WaterMe Update #1

Posted on Aug 22, 2012 in Accelerator, Get to Know

By Lindsay Oliver

WaterMe, one of our accelerator teams, is working to lessen the impact of drought worldwide. They will achieve this by providing visualization tools to monitor the water content of crops and assist in irrigation testing, evaluating, and monitoring. This is made possible by extracting NASA’s MODIS data, mapping the previous 10 years of information, and updating trends in an accessible UI. An API will be available for those users interested in further parsing the information and SMS capability for use in countries with limited connectivity.

In short, WaterMe provides water maps that can be used for humanitarian purposes and monitoring water access around the world in both response and long-term planning circumstances.

Where They’re At
The team, which consists of four techies with a massive amount of knowledge and experience, is in their second month of mentorship progress. They’ve just completed their round with A. Riley Eller, an accomplished software developer and technologist with a focus in SysDev, security, and P2P routing. Riley has given the team a greater focus in how to develop their program.

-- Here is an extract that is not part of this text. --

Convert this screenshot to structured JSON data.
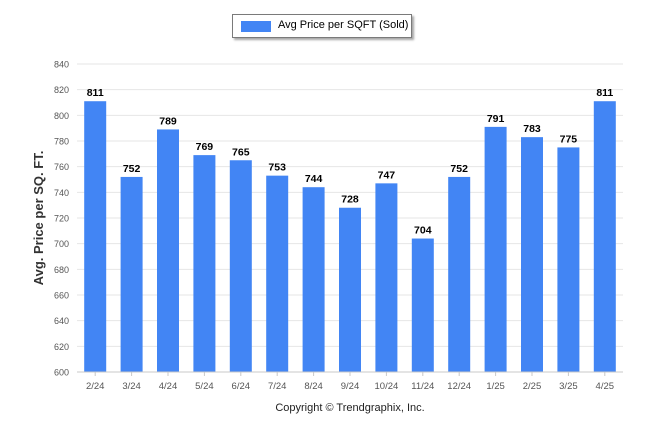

API Branding and Development
WaterMe is in the process of branding the API and dataset of their monitoring system, and making it easily accessible for those new to the tech field while retaining the integrity needed to attract high-level developers and conform to REST standards. For example, the UI will involve an interactive globe that can accommodate smaller water datasets, or zoom out to big picture visualization at a country or continent level.

User Integration
The team has been developing a model to allow program testing through user integration and development. They are working on integrated tracking and backwards compatibility to allow for open source user development. They are searching for volunteer users for API and interactive mapping testing, paving the way for widescale adoption. To make this transition more smooth, users will be sought in multiple cultural and language groups to test viability for different demographics. They will document and suggest improvements to be implemented at the system-wide or language specific level.

We at GWOB are loving the WaterMe team thus far; their quick response to mentor stimulation and suggestions, and the unique spin they place upon those critiques is exciting to see. We’re on the edge of our seats to experiment with the interface ourselves.